A money-related trend to watch in 2022 is cryptocurrency. The IRS will be watching it, too, given the new reporting requirements for individuals trading and using cryptocurrency, which the agency has put in place effective January 1, 2023.

The passage of the Infrastructure Investments and Jobs Act (IIJA) shows that the IRS is serious about enforcing, strengthening and standardizing requirements related to virtual currency. Here are some important tax-related facts to be aware of:

  • All cryptocurrency exchanges are now considered “brokers,” similar to traditional investment brokers.

  • The term digital asset is defined by the law as “any digital representation of value which is recorded on a cryptographically secure distributed ledger or any similar technology.”

  • For tax purposes, digital assets are considered the same as securities, similar to stocks, bonds and certain types of commodities in the eyes of the IRS. Keep in mind that securities are also subject to the Securities and Exchange Commission (SEC), and this legislation does not address the SEC. 

  • Reporting for cryptocurrency exchanges has also changed. These platforms are now required to report information to both the IRS and to their customers. This is in contrast to the fact that historically there have not been standardized requirements for cryptocurrency exchanges. Starting in 2023, the following information is required to be reported by cryptocurrency exchanges to the IRS: (1) name, address and phone number of each customer; (2) the gross proceeds from any sale of digital assets; and (3) capital gains or losses and whether such capital gains or losses were short-term (held for one year or less) or long-term (held for more than one year).

  • Penalties will be applied to exchanges that fail to report the information detailed above.
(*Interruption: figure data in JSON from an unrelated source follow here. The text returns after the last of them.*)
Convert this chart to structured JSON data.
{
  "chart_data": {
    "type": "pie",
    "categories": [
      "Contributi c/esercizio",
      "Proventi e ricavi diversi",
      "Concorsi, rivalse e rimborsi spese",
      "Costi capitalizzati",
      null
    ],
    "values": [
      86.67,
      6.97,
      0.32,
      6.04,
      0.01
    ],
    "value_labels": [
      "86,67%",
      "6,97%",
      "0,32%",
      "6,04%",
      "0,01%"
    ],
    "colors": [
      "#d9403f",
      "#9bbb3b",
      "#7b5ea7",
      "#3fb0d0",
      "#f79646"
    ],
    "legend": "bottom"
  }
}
These penalties could be as high as $250 per customer, up to a maximum $3 million penalty.

  • Digital assets valued at $10,000 or more are now treated as cash received for any person engaging in a trade or business. This means that if you receive more than $10,000 in cash, you are required to file IRS Form 8300 (Report of Cash Payments Over $10,000 Received in a Trade or Business). 

Although there are significant changes related to tax reporting and cryptocurrency, as long as you keep well-documented records of any virtual currency trading, buying or selling activity and report it on your tax return, you should be in good standing with the IRS. Remember, these new reporting requirements are effective January 1, 2023, giving you ample time to prepare and make necessary adjustments.